La Circolarità del Vivere
I CERCHI E LA CIRCOLARITÀ PLASMANO LE NOSTRE CASE E IL MODO IN CUI LE VIVIAMO. È PROPRIO IN CASA CHE VIVIAMO I CICLI DELLA NASCITA, DELLA VITA E DELLA MORTE, SIA DEI NOSTRI CARI CHE DI NOI STESSI: CONDIZIONI UNIVERSALI CHE SI SVOLGONO NELL’INTIMITÀ DELLO SPAZIO DOMESTICO.
La loro inevitabilità ci ricorda come la casa debba accogliere i cicli più ampi delle nostre vite e di coloro che ci hanno preceduto e che ci seguiranno, oltre ai cicli del giorno e della notte che scandiscono la vita quotidiana. Un numero crescente di architetti sta cercando di adattare le nostre abitazioni odierne alle diverse fasi della vita e alle diverse generazioni. In questo contesto, il cerchio è un cliché utile, una metafora per spazi aperti, flessibili e vissuti in modo equo, indipendentemente dalla forma che assumono concretamente. Vedi il complesso di edilizia sociale «85 Social Dwellings» di Peris + Toral Arquitectes a Barcellona (2022). Incarnando una nuova tendenza nell’edilizia residenziale spagnola, caratterizzata da criteri economici, ambientali e progettuali, la struttura in legno si compone di sei piani disposti attorno a un cortile centrale.
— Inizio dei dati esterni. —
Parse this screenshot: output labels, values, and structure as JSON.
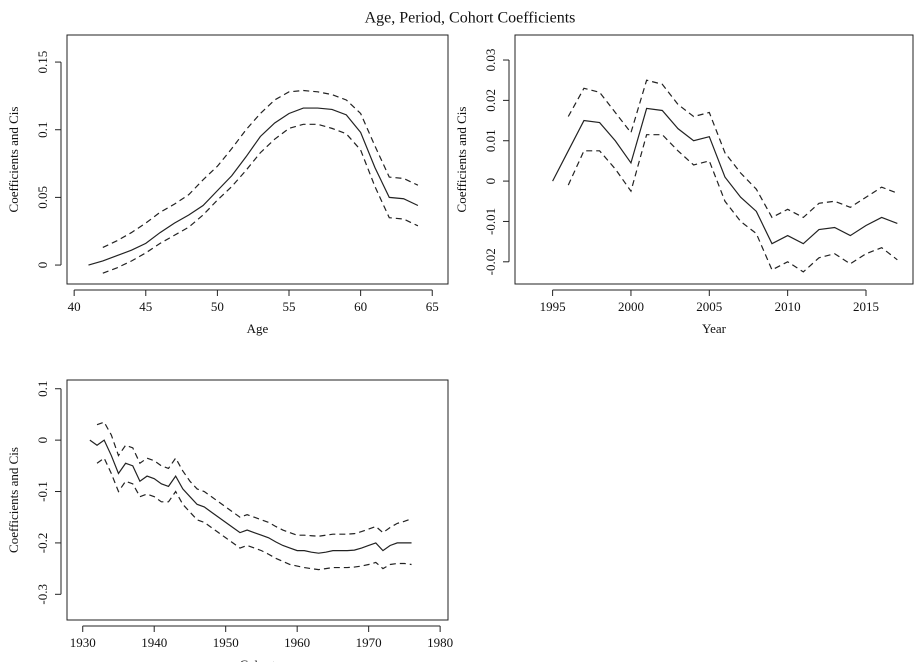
{
  "title": "Age, Period, Cohort Coefficients",
  "chart_data": [
    {
      "type": "line",
      "xlabel": "Age",
      "ylabel": "Coefficients and Cis",
      "x": [
        41,
        42,
        43,
        44,
        45,
        46,
        47,
        48,
        49,
        50,
        51,
        52,
        53,
        54,
        55,
        56,
        57,
        58,
        59,
        60,
        61,
        62,
        63,
        64
      ],
      "xlim": [
        39.5,
        66.1
      ],
      "xticks": [
        40,
        45,
        50,
        55,
        60,
        65
      ],
      "ylim": [
        -0.014,
        0.17
      ],
      "yticks": [
        0,
        0.05,
        0.1,
        0.15
      ],
      "series": [
        {
          "color": "#222222",
          "dashed": false,
          "values": [
            0,
            0.003,
            0.007,
            0.011,
            0.016,
            0.024,
            0.031,
            0.037,
            0.044,
            0.055,
            0.066,
            0.08,
            0.095,
            0.105,
            0.112,
            0.116,
            0.116,
            0.115,
            0.111,
            0.098,
            0.072,
            0.05,
            0.049,
            0.044
          ]
        },
        {
          "color": "#222222",
          "dashed": true,
          "values": [
            null,
            0.013,
            0.018,
            0.024,
            0.031,
            0.039,
            0.045,
            0.052,
            0.063,
            0.073,
            0.086,
            0.1,
            0.112,
            0.122,
            0.128,
            0.129,
            0.128,
            0.126,
            0.122,
            0.112,
            0.088,
            0.065,
            0.064,
            0.059
          ]
        },
        {
          "color": "#222222",
          "dashed": true,
          "values": [
            null,
            -0.006,
            -0.002,
            0.003,
            0.009,
            0.016,
            0.022,
            0.028,
            0.037,
            0.048,
            0.058,
            0.07,
            0.083,
            0.093,
            0.101,
            0.104,
            0.104,
            0.101,
            0.097,
            0.085,
            0.058,
            0.035,
            0.034,
            0.029
          ]
        }
      ]
    },
    {
      "type": "line",
      "xlabel": "Year",
      "ylabel": "Coefficients and Cis",
      "x": [
        1995,
        1996,
        1997,
        1998,
        1999,
        2000,
        2001,
        2002,
        2003,
        2004,
        2005,
        2006,
        2007,
        2008,
        2009,
        2010,
        2011,
        2012,
        2013,
        2014,
        2015,
        2016,
        2017
      ],
      "xlim": [
        1992.6,
        2018
      ],
      "xticks": [
        1995,
        2000,
        2005,
        2010,
        2015
      ],
      "ylim": [
        -0.0255,
        0.0362
      ],
      "yticks": [
        -0.02,
        -0.01,
        0,
        0.01,
        0.02,
        0.03
      ],
      "series": [
        {
          "color": "#222222",
          "dashed": false,
          "values": [
            0,
            0.0075,
            0.015,
            0.0145,
            0.01,
            0.0045,
            0.018,
            0.0175,
            0.013,
            0.01,
            0.011,
            0.001,
            -0.004,
            -0.0075,
            -0.0155,
            -0.0135,
            -0.0155,
            -0.012,
            -0.0115,
            -0.0135,
            -0.011,
            -0.009,
            -0.0105
          ]
        },
        {
          "color": "#222222",
          "dashed": true,
          "values": [
            null,
            0.016,
            0.023,
            0.022,
            0.017,
            0.012,
            0.025,
            0.024,
            0.019,
            0.016,
            0.017,
            0.007,
            0.002,
            -0.002,
            -0.009,
            -0.007,
            -0.009,
            -0.0055,
            -0.005,
            -0.0065,
            -0.004,
            -0.0015,
            -0.003
          ]
        },
        {
          "color": "#222222",
          "dashed": true,
          "values": [
            null,
            -0.001,
            0.0075,
            0.0075,
            0.003,
            -0.0025,
            0.0115,
            0.0115,
            0.0075,
            0.004,
            0.005,
            -0.005,
            -0.01,
            -0.013,
            -0.022,
            -0.02,
            -0.0225,
            -0.019,
            -0.018,
            -0.0205,
            -0.018,
            -0.0165,
            -0.0195
          ]
        }
      ]
    },
    {
      "type": "line",
      "xlabel": "Cohort",
      "ylabel": "Coefficients and Cis",
      "x": [
        1931,
        1932,
        1933,
        1934,
        1935,
        1936,
        1937,
        1938,
        1939,
        1940,
        1941,
        1942,
        1943,
        1944,
        1945,
        1946,
        1947,
        1948,
        1949,
        1950,
        1951,
        1952,
        1953,
        1954,
        1955,
        1956,
        1957,
        1958,
        1959,
        1960,
        1961,
        1962,
        1963,
        1964,
        1965,
        1966,
        1967,
        1968,
        1969,
        1970,
        1971,
        1972,
        1973,
        1974,
        1975,
        1976
      ],
      "xlim": [
        1927.8,
        1981.1
      ],
      "xticks": [
        1930,
        1940,
        1950,
        1960,
        1970,
        1980
      ],
      "ylim": [
        -0.35,
        0.117
      ],
      "yticks": [
        -0.3,
        -0.2,
        -0.1,
        0,
        0.1
      ],
      "series": [
        {
          "color": "#222222",
          "dashed": false,
          "values": [
            0,
            -0.01,
            0,
            -0.03,
            -0.065,
            -0.045,
            -0.05,
            -0.08,
            -0.07,
            -0.075,
            -0.085,
            -0.09,
            -0.07,
            -0.095,
            -0.11,
            -0.125,
            -0.13,
            -0.14,
            -0.15,
            -0.16,
            -0.17,
            -0.18,
            -0.175,
            -0.18,
            -0.185,
            -0.19,
            -0.198,
            -0.205,
            -0.21,
            -0.215,
            -0.215,
            -0.218,
            -0.22,
            -0.218,
            -0.215,
            -0.215,
            -0.215,
            -0.214,
            -0.21,
            -0.205,
            -0.2,
            -0.215,
            -0.205,
            -0.2,
            -0.2,
            -0.2
          ]
        },
        {
          "color": "#222222",
          "dashed": true,
          "values": [
            null,
            0.03,
            0.035,
            0.01,
            -0.03,
            -0.01,
            -0.015,
            -0.045,
            -0.035,
            -0.04,
            -0.05,
            -0.055,
            -0.035,
            -0.06,
            -0.08,
            -0.095,
            -0.1,
            -0.11,
            -0.12,
            -0.13,
            -0.14,
            -0.15,
            -0.145,
            -0.15,
            -0.155,
            -0.16,
            -0.168,
            -0.175,
            -0.18,
            -0.185,
            -0.185,
            -0.186,
            -0.187,
            -0.185,
            -0.183,
            -0.183,
            -0.183,
            -0.182,
            -0.178,
            -0.173,
            -0.168,
            -0.18,
            -0.17,
            -0.162,
            -0.158,
            -0.153
          ]
        },
        {
          "color": "#222222",
          "dashed": true,
          "values": [
            null,
            -0.045,
            -0.035,
            -0.065,
            -0.1,
            -0.08,
            -0.085,
            -0.11,
            -0.105,
            -0.11,
            -0.12,
            -0.12,
            -0.1,
            -0.125,
            -0.14,
            -0.155,
            -0.16,
            -0.17,
            -0.18,
            -0.19,
            -0.2,
            -0.21,
            -0.205,
            -0.21,
            -0.215,
            -0.222,
            -0.23,
            -0.236,
            -0.242,
            -0.245,
            -0.248,
            -0.25,
            -0.252,
            -0.25,
            -0.248,
            -0.248,
            -0.248,
            -0.247,
            -0.245,
            -0.242,
            -0.238,
            -0.25,
            -0.242,
            -0.24,
            -0.24,
            -0.242
          ]
        }
      ]
    }
  ]
}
Le audaci forme triangolari, circolari e quadrate che scandiscono la facciata in cemento di cinque piani racchiudono ampi spazi abitativi, dotati di porte doppie a tutta altezza e insonorizzate, che possono aprirsi per adattare le dimensioni dei singoli appartamenti su base quotidiana o a lungo termine. Questa flessibilità favorisce configurazioni abitative variabili e mette in discussione il concetto di nucleo familiare isolato, proponendo invece forme di coabitazione che offrono convivialità e la condivisione della cura dei figli e delle attività domestiche. Inoltre, gli artisti-residenti dell’edificio beneficiano di affitti più bassi e dell’accesso a spazi di lavoro gratuiti in loco, in cambio della gestione del programma artistico locale.
Questo circolo virtuoso tra residenti e comunità si ritrova anche nel progetto Melfield Gardens (2025) dello studio Levitt Bernstein, un complesso Passivhaus a Londra che ospita sia studenti che residenti anziani.
I rituali sono fondamentali nei cicli della vita, siano essi religiosi, laici, stagionali o commerciali. A casa celebriamo questi eventi attraverso decorazioni temporanee, feste e pasti che riuniscono amici e familiari. Diversi, ma indubbiamente altrettanto importanti, sono i rituali domestici che compiamo ogni giorno, come preparare il caffè al mattino, accomodarsi sulla propria poltrona preferita o apparecchiare la tavola per la cena. Questi gesti mostrano come la vita domestica sia una performance quotidiana, mentre al contempo diamo forma alla nostra casa e segniamo lo scorrere di ogni giorno.
Le opere di Ettore Sottsass e Liliana Ovalle illustrano approcci diversi al design interculturale, riunendo estetiche e pratiche differenti che esprimono la ricca interconnessione delle culture del nostro pianeta sferico e l’importanza della libertà di movimento tra persone e luoghi. All’interno dei cerchi o delle sfere non esistono confini né barriere, ma esiste un bordo ben definito che ci ricorda la nostra esistenza collettiva e interdipendente.
La connettività e la limitatezza del nostro pianeta non influenzano solo il nostro rapporto con gli altri esseri umani, ma anche con le altre specie. L’emergere del design circolare e rigenerativo tra la fine del XX e l’inizio del XXI secolo dimostra la nostra crescente, seppur tardiva, consapevolezza di questa coesistenza e della sua importanza nel contesto dell’emergenza climatica. Accanto a un approccio circolare nell’uso delle risorse, cresce anche una maggiore consapevolezza delle qualità cicliche di tutte le forme di vita, siano esse umane, animali o vegetali.
Cresciuta in una famiglia di apicoltori, la designer francese Marlène Huissoud ne è ben consapevole: From Insects (2014) è un vaso realizzato in propoli soffiata, una miscela naturale di saliva e cera d’api, progettato per contenere fiori che, a loro volta, producono il polline che le api impollinano. Avere oggetti di questo tipo nelle nostre case ci ricorda i cicli ecologici e stagionali da cui tutti dipendiamo. Allo stesso modo, Fernando Laposse collabora con agricoltori nel sud del suo Messico natale per creare progetti utilizzando una gamma di fibre vegetali, tra cui sisal, luffa e avocado, che mostrano la connessione tra il suolo da cui provengono i materiali e gli arredi che poi riempiono le nostre case.